"All ready," said the man at last, after he had taken his head from under the shawl several times to arrange the folds of Anna's skirt, to turn her head a little more, or to straighten her shoulders. Then he slipped the plate for the picture into place in the camera and said, "Now look pleasant."
Anna did her best to do so, but her mouth felt stiff, and she wanted both to wink and to swallow, and, worst of all, her nose itched. It seemed one hundred twenty minutes instead of one hundred twenty seconds to the little girl, but at last the photographer said, "All done."
In those early days of photography the completed picture was the very plate which had been placed in the camera. They did not know then how to print from the plate as photographers do now, and so the plate on which the image was made was developed and "fixed" and then mounted under glass in such little cases as Abigail's. Only one picture could be made at a time, and pictures were consequently expensive.
It did not take long, however, to develop a daguerreotype and mount it. Soon Anna was looking at her own picture. She thought it very good indeed and secretly felt it more elegant than Abigail's, because she was seated and showed the whole figure, and Abigail's was only of head and shoulders.
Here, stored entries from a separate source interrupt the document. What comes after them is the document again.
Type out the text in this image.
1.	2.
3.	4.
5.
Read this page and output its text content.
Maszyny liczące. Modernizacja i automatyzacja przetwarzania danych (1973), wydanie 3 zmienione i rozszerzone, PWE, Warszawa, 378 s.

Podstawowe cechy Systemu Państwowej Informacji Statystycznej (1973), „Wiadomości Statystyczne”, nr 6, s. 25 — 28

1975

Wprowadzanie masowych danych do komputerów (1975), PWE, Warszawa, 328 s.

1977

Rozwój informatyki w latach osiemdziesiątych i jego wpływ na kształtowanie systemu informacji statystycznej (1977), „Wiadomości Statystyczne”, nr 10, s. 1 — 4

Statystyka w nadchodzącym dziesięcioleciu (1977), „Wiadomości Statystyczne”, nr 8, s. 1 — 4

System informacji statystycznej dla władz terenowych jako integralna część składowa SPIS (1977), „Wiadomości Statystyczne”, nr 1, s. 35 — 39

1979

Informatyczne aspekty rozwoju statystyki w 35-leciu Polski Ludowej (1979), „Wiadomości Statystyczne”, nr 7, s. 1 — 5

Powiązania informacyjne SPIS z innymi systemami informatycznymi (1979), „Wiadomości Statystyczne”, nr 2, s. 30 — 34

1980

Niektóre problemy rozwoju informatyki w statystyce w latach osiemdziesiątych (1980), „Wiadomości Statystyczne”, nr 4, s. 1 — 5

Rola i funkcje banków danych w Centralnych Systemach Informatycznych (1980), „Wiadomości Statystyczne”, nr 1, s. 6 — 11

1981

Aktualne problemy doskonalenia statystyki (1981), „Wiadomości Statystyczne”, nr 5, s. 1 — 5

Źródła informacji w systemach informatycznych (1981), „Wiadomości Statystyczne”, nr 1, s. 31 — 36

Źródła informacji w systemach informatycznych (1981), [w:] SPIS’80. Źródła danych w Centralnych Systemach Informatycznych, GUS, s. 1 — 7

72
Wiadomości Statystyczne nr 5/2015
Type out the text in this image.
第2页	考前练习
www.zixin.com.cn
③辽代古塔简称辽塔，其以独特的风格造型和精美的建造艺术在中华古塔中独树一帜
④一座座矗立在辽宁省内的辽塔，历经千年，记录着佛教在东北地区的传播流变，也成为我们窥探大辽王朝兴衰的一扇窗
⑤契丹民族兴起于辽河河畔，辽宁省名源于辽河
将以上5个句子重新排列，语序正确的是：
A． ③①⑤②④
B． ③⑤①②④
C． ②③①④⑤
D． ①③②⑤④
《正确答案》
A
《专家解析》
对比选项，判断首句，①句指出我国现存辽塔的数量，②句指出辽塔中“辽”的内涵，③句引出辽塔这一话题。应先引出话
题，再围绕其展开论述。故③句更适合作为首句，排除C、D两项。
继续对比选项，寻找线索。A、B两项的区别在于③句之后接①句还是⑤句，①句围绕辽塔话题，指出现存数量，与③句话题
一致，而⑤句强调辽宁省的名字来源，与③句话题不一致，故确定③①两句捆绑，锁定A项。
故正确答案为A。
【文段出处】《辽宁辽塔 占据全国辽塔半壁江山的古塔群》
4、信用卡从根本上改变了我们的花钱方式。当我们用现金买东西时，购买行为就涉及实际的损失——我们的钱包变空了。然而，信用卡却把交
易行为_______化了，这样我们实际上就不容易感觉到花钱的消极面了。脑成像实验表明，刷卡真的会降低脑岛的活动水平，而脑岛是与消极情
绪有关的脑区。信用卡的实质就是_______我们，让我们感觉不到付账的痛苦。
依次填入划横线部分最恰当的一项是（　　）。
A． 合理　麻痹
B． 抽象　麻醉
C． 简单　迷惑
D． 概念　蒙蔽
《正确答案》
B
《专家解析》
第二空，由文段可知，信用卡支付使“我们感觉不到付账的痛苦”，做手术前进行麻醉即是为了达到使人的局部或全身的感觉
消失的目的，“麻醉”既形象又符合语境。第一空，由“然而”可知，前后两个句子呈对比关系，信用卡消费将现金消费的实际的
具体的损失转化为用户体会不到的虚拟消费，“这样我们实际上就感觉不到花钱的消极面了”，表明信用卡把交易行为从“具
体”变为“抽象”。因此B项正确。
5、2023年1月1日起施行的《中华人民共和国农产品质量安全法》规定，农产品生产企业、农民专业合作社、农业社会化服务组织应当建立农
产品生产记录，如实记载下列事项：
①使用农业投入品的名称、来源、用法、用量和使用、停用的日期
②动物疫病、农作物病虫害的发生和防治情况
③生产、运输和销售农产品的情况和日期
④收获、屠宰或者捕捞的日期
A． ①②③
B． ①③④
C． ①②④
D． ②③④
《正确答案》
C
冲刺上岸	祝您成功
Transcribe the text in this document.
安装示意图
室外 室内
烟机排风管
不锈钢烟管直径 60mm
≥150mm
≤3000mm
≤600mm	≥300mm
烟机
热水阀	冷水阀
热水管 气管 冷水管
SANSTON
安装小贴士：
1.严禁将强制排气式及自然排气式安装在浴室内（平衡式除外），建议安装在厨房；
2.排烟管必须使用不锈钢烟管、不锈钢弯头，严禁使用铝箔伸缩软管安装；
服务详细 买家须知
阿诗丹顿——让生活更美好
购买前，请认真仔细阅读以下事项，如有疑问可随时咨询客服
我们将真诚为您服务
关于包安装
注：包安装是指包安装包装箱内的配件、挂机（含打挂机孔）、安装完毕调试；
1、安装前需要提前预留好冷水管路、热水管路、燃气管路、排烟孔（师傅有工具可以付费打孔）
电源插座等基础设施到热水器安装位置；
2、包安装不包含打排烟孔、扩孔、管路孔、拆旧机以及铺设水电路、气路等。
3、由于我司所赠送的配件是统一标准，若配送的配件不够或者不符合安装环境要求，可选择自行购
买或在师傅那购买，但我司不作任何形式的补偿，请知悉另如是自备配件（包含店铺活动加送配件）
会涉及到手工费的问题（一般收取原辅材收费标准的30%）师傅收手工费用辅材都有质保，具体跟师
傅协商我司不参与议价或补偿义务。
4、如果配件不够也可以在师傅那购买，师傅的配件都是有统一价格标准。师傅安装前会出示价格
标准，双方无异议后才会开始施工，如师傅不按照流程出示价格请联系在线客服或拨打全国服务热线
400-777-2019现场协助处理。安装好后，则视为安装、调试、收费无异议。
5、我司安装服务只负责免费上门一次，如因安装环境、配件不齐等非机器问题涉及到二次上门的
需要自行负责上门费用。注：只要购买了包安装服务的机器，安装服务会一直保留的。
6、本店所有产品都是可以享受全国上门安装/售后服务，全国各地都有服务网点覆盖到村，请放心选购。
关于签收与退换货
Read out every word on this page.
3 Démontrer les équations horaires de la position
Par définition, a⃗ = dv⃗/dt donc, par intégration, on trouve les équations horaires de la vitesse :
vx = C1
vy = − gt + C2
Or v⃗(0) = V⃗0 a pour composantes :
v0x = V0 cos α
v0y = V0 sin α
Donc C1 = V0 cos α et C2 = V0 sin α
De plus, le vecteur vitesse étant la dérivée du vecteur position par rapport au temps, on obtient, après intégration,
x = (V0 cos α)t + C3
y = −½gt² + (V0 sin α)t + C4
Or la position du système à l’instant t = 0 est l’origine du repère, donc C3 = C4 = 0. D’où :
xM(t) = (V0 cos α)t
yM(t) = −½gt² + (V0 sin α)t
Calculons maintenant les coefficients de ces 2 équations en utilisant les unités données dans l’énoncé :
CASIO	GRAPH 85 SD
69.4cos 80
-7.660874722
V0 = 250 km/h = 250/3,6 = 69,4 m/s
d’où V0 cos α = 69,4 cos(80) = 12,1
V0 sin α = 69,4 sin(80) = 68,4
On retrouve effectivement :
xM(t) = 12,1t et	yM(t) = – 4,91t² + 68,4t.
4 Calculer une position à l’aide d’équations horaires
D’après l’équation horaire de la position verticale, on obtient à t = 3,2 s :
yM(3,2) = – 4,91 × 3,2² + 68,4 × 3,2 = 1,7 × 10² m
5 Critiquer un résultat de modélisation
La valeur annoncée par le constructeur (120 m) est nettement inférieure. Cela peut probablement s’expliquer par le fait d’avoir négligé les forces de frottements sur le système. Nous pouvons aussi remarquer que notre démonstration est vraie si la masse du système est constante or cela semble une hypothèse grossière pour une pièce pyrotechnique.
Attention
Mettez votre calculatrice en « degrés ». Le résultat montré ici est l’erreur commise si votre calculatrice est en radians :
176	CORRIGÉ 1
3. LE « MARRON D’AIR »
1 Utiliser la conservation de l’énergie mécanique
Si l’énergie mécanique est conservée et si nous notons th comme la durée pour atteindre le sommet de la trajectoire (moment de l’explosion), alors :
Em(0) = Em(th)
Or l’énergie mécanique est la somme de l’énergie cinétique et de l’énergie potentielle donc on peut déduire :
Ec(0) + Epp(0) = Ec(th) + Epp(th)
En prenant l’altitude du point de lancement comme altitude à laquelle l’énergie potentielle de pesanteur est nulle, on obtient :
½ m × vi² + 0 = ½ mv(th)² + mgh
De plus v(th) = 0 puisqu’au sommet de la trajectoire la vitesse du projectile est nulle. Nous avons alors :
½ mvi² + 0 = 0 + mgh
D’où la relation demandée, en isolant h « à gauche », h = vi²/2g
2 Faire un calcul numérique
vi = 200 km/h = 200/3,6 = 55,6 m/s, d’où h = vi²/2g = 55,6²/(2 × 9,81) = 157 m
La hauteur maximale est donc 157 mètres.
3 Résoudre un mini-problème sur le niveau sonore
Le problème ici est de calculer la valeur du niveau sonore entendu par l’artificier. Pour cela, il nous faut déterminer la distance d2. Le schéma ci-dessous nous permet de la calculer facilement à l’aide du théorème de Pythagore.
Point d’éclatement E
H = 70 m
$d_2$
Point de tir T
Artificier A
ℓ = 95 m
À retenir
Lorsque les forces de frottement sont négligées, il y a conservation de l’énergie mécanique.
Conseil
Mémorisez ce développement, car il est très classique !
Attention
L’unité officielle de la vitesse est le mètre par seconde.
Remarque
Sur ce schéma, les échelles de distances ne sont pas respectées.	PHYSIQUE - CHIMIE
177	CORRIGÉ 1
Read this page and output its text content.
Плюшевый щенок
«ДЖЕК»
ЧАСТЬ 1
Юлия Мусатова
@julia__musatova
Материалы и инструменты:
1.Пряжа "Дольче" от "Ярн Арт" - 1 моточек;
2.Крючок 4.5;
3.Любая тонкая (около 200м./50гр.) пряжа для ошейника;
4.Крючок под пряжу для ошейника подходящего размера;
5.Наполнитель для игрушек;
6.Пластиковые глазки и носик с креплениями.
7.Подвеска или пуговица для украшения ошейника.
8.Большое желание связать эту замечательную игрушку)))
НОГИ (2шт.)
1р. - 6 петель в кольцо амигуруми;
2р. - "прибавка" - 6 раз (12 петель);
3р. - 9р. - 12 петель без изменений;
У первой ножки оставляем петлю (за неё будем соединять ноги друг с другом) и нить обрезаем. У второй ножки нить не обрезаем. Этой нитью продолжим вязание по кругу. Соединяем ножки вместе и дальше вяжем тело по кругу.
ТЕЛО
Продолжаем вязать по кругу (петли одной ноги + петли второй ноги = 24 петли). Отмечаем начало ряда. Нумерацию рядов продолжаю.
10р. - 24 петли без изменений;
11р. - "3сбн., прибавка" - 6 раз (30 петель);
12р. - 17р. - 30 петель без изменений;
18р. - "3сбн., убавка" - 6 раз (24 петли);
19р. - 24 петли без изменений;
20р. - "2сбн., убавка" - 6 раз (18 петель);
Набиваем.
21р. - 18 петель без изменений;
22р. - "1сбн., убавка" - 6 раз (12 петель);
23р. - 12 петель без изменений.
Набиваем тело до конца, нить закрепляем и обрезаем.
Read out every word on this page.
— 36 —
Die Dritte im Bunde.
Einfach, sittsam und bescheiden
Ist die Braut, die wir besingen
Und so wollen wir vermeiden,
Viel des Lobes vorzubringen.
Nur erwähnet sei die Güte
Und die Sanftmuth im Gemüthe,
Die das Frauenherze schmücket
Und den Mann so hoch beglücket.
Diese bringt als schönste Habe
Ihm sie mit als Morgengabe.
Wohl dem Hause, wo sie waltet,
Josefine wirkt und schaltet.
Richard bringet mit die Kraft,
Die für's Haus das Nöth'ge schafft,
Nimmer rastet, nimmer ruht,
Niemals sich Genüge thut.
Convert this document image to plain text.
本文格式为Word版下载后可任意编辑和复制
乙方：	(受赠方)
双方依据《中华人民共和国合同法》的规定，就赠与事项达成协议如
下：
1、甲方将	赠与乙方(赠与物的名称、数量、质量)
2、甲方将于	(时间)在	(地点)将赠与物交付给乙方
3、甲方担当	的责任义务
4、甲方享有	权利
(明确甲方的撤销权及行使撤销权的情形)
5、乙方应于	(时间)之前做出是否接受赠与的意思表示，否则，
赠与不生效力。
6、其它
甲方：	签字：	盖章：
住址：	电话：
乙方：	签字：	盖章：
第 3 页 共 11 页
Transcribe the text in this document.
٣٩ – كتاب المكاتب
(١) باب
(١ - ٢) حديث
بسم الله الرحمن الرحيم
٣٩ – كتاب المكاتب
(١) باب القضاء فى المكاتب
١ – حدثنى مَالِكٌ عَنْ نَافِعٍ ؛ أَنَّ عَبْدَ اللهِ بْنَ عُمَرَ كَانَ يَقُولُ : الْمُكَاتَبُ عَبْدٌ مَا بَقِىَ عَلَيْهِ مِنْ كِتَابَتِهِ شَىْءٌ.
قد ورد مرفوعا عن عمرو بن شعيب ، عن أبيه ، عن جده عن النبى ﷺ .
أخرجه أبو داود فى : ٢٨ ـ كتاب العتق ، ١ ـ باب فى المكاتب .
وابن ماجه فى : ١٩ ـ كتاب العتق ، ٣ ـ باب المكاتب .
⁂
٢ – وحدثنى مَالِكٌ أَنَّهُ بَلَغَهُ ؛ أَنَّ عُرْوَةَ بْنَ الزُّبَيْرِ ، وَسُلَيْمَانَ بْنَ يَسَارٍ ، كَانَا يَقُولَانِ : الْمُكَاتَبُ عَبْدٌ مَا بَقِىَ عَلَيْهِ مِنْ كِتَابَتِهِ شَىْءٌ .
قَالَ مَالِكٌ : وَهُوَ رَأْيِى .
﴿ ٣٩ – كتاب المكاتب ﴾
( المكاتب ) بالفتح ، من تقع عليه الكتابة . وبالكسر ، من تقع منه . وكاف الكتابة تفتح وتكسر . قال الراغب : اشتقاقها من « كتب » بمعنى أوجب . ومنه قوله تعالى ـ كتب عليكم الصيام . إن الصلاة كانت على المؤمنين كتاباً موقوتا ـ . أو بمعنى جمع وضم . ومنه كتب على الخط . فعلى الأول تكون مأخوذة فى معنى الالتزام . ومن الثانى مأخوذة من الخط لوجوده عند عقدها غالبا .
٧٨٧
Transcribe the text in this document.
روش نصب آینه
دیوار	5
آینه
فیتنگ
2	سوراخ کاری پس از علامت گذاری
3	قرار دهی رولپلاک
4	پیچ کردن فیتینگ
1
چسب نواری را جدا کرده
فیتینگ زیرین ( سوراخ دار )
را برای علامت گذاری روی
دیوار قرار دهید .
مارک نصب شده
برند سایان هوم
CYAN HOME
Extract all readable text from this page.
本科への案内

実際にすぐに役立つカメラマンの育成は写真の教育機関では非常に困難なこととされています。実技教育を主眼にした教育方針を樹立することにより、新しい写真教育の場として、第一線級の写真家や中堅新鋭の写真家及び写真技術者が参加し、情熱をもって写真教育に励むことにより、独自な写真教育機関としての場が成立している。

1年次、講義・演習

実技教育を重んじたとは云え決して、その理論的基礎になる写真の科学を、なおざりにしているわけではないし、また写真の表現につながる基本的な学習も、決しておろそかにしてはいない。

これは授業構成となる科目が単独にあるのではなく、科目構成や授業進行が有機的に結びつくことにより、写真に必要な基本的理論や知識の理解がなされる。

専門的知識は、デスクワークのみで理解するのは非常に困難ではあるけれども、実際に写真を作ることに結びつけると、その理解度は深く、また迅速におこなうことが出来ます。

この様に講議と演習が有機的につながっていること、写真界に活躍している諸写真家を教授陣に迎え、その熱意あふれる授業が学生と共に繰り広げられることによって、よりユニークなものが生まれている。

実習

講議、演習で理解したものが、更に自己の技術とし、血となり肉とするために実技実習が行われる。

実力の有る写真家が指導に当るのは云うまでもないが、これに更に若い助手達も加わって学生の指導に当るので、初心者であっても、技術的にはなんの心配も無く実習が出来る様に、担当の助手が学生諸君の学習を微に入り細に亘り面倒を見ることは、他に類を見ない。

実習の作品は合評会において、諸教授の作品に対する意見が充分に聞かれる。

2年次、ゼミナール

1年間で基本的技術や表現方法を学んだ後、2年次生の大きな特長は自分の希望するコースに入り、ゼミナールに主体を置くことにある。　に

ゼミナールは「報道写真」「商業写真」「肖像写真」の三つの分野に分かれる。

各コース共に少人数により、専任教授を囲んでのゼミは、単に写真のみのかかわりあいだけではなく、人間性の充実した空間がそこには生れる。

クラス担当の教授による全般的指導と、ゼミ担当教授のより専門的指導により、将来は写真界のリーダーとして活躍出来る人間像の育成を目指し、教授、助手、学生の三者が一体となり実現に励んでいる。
"Good!" said Anna's father when he saw it. "I didn't believe there was much in this new process of photography, but there is. Monsieur Daguerre and all those who have made improvements on his discovery certainly deserve great honor. This is really a picture of my little girl. If this is Aunt Anna's, then I must have another to keep myself."
"It really is a good picture of Anna, isn't it?" said Mrs. Holman as her husband passed it back to her. Then, as she looked again at the picture, she laughed merrily. "It is a very good picture of the galoshes, too."
"The galoshes!" exclaimed Anna.
"The galoshes!" said her father.
"Didn't I take them off?" asked Anna.
"It must be that you didn't," replied her mother. "Never mind; it must be a very fine picture of you yourself or we should have seen the galoshes sooner."